BNP Paribas SA reported a boost in third-quarter earnings, driven by robust performance in its investment banking and asset management divisions, despite ongoing struggles in its lending operations. The bank’s net income rose by 7.8% compared to the previous year, aligning closely with analysts’ expectations, fueled by a 13% increase in equities trading income and a 12% rise in fixed-income revenues.
“Our investment bank is firing on all cylinders,” stated Chief Financial Officer Lars Machenil in an interview with Bloomberg TV.
Chief Executive Officer Jean-Laurent Bonnafe has strategically utilized excess cash to enhance the equities trading segment, acquiring businesses and client relationships from competitors like Deutsche Bank AG and Credit Suisse. With equities and fixed-income trading now roughly balanced, Bonnafe is shifting focus to develop the smallest of BNP’s three operational units: the insurance and asset management segment.
Despite the positive performance in investment banking, BNP’s shares fell by 6% in early trading on the Paris exchange following the earnings report.

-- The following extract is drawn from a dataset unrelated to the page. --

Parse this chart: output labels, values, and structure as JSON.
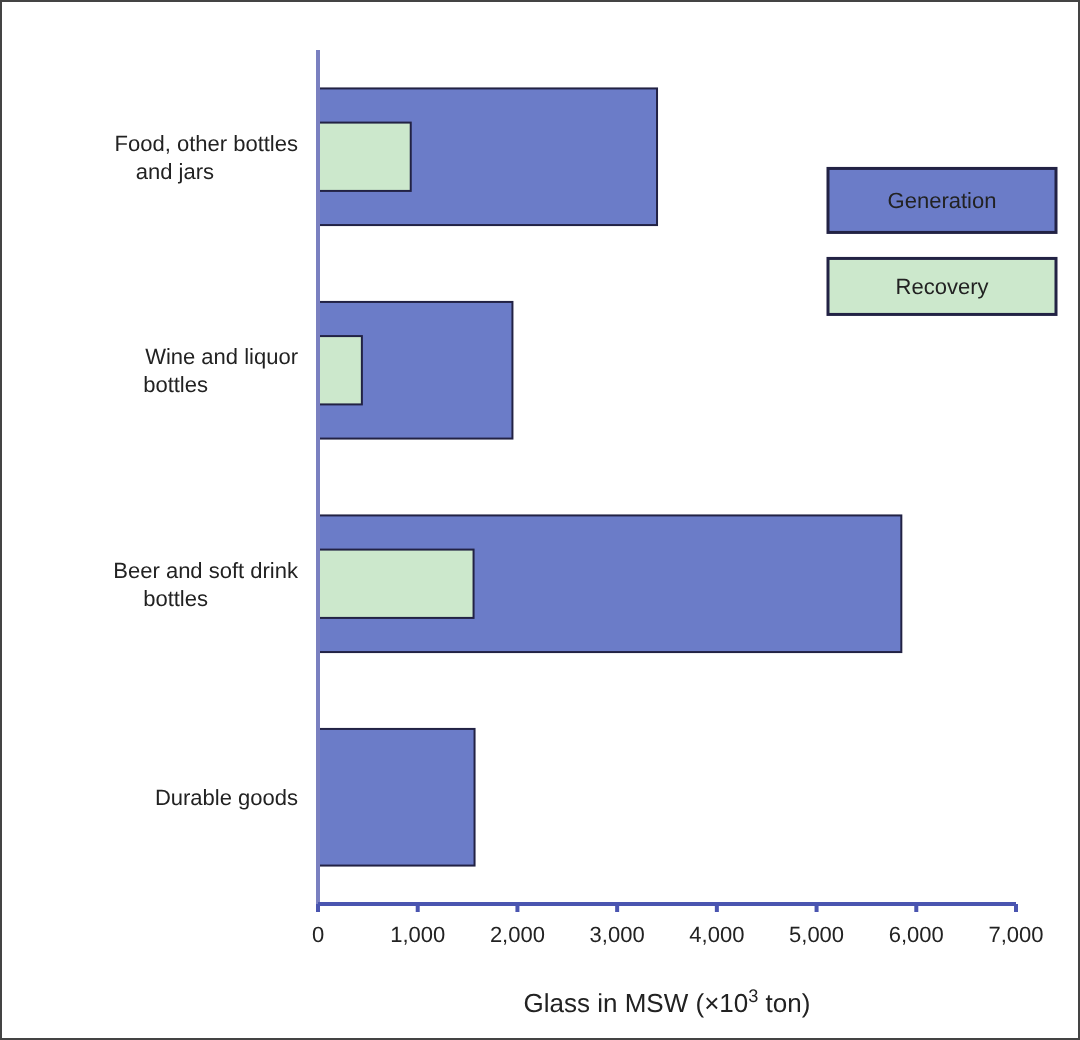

In a significant move, Bonnafe announced in August the acquisition of Axa SA’s asset management unit for €5.1 billion ($5.5 billion), which aims to position BNP as one of Europe’s leading asset managers and directly challenge Amundi SA, the continent’s top asset manager. Even prior to the completion of this deal, expected mid-next year, the asset management division reported a 7.9% rise in income during the third quarter, driven by new inflows boosting assets under management. However, revenue from wealth management showed a slight decline, as Bonnafe continues to pursue expansion through strategic acquisitions, such as HSBC Holdings Plc’s private banking operations in Germany.

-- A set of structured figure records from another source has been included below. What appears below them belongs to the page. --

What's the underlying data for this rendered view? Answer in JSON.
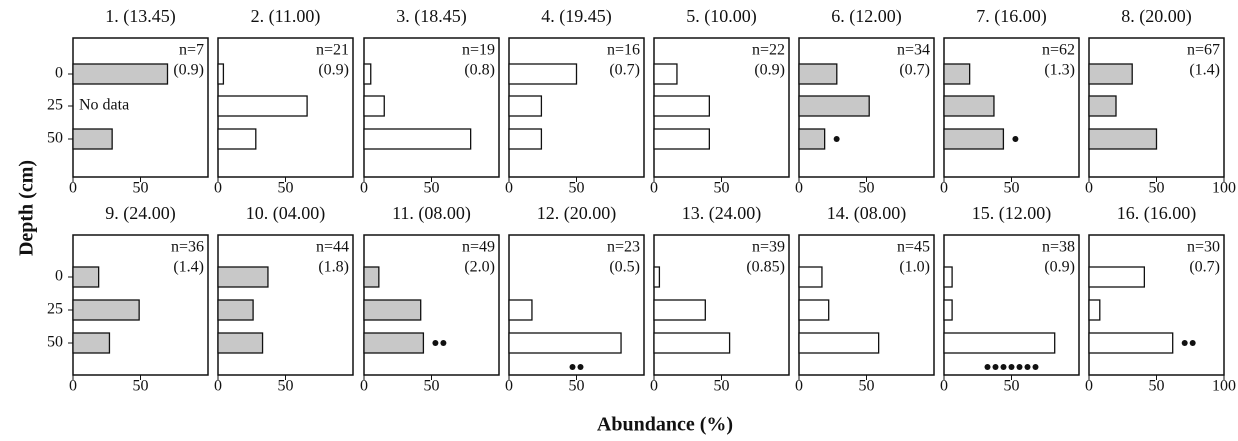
{
  "chart_data": {
    "type": "bar",
    "ylabel": "Depth (cm)",
    "xlabel": "Abundance (%)",
    "categories": [
      "0",
      "25",
      "50"
    ],
    "xlim": [
      0,
      100
    ],
    "panels": [
      {
        "title": "1. (13.45)",
        "n_label": "n=7",
        "sub_label": "(0.9)",
        "color": "#c8c8c8",
        "values": [
          70,
          null,
          29
        ],
        "note": "No data",
        "xticks": [
          0,
          50
        ]
      },
      {
        "title": "2. (11.00)",
        "n_label": "n=21",
        "sub_label": "(0.9)",
        "color": "#ffffff",
        "values": [
          4,
          66,
          28
        ],
        "xticks": [
          0,
          50
        ]
      },
      {
        "title": "3. (18.45)",
        "n_label": "n=19",
        "sub_label": "(0.8)",
        "color": "#ffffff",
        "values": [
          5,
          15,
          79
        ],
        "xticks": [
          0,
          50
        ]
      },
      {
        "title": "4. (19.45)",
        "n_label": "n=16",
        "sub_label": "(0.7)",
        "color": "#ffffff",
        "values": [
          50,
          24,
          24
        ],
        "xticks": [
          0,
          50
        ]
      },
      {
        "title": "5. (10.00)",
        "n_label": "n=22",
        "sub_label": "(0.9)",
        "color": "#ffffff",
        "values": [
          17,
          41,
          41
        ],
        "xticks": [
          0,
          50
        ]
      },
      {
        "title": "6. (12.00)",
        "n_label": "n=34",
        "sub_label": "(0.7)",
        "color": "#c8c8c8",
        "values": [
          28,
          52,
          19
        ],
        "dots": 1,
        "xticks": [
          0,
          50
        ]
      },
      {
        "title": "7. (16.00)",
        "n_label": "n=62",
        "sub_label": "(1.3)",
        "color": "#c8c8c8",
        "values": [
          19,
          37,
          44
        ],
        "dots": 1,
        "xticks": [
          0,
          50
        ]
      },
      {
        "title": "8. (20.00)",
        "n_label": "n=67",
        "sub_label": "(1.4)",
        "color": "#c8c8c8",
        "values": [
          32,
          20,
          50
        ],
        "xticks": [
          0,
          50,
          100
        ]
      },
      {
        "title": "9. (24.00)",
        "n_label": "n=36",
        "sub_label": "(1.4)",
        "color": "#c8c8c8",
        "values": [
          19,
          49,
          27
        ],
        "xticks": [
          0,
          50
        ]
      },
      {
        "title": "10. (04.00)",
        "n_label": "n=44",
        "sub_label": "(1.8)",
        "color": "#c8c8c8",
        "values": [
          37,
          26,
          33
        ],
        "xticks": [
          0,
          50
        ]
      },
      {
        "title": "11. (08.00)",
        "n_label": "n=49",
        "sub_label": "(2.0)",
        "color": "#c8c8c8",
        "values": [
          11,
          42,
          44
        ],
        "dots": 2,
        "xticks": [
          0,
          50
        ]
      },
      {
        "title": "12. (20.00)",
        "n_label": "n=23",
        "sub_label": "(0.5)",
        "color": "#ffffff",
        "values": [
          0,
          17,
          83
        ],
        "dots": 2,
        "xticks": [
          0,
          50
        ]
      },
      {
        "title": "13. (24.00)",
        "n_label": "n=39",
        "sub_label": "(0.85)",
        "color": "#ffffff",
        "values": [
          4,
          38,
          56
        ],
        "xticks": [
          0,
          50
        ]
      },
      {
        "title": "14. (08.00)",
        "n_label": "n=45",
        "sub_label": "(1.0)",
        "color": "#ffffff",
        "values": [
          17,
          22,
          59
        ],
        "xticks": [
          0,
          50
        ]
      },
      {
        "title": "15. (12.00)",
        "n_label": "n=38",
        "sub_label": "(0.9)",
        "color": "#ffffff",
        "values": [
          6,
          6,
          82
        ],
        "dots": 7,
        "xticks": [
          0,
          50
        ]
      },
      {
        "title": "16. (16.00)",
        "n_label": "n=30",
        "sub_label": "(0.7)",
        "color": "#ffffff",
        "values": [
          41,
          8,
          62
        ],
        "dots": 2,
        "xticks": [
          0,
          50,
          100
        ]
      }
    ]
  }
}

On the downside, the Commercial, Personal Banking & Services unit, which includes retail operations and specialized services like car leasing, experienced a revenue decline of 2.6%. BNP attributed this drop to the “normalization of used-car prices,” among other challenges.
Additional hurdles faced by the bank include adverse effects from poorly timed inflation hedges, a movement of Belgian deposits into government bonds, and the European Central Bank’s decision to cease remuneration on mandatory reserves. These issues prompted BNP to adjust some of its targets earlier this year. Fortunately, their impact has diminished, with only €63 million affecting the third quarter—less than half of the previous quarter’s toll.
Despite these challenges in its largest revenue-generating unit, BNP reaffirmed its commitment to achieving full-year targets, including a pledge to surpass €11.2 billion in profit. The bank plans to revise its mid-term outlook during the release of its full-year results, taking into account the strategic redeployment of capital.
Year-to-date, BNP’s stock has risen 4.7%, lagging behind the broader European finance sector.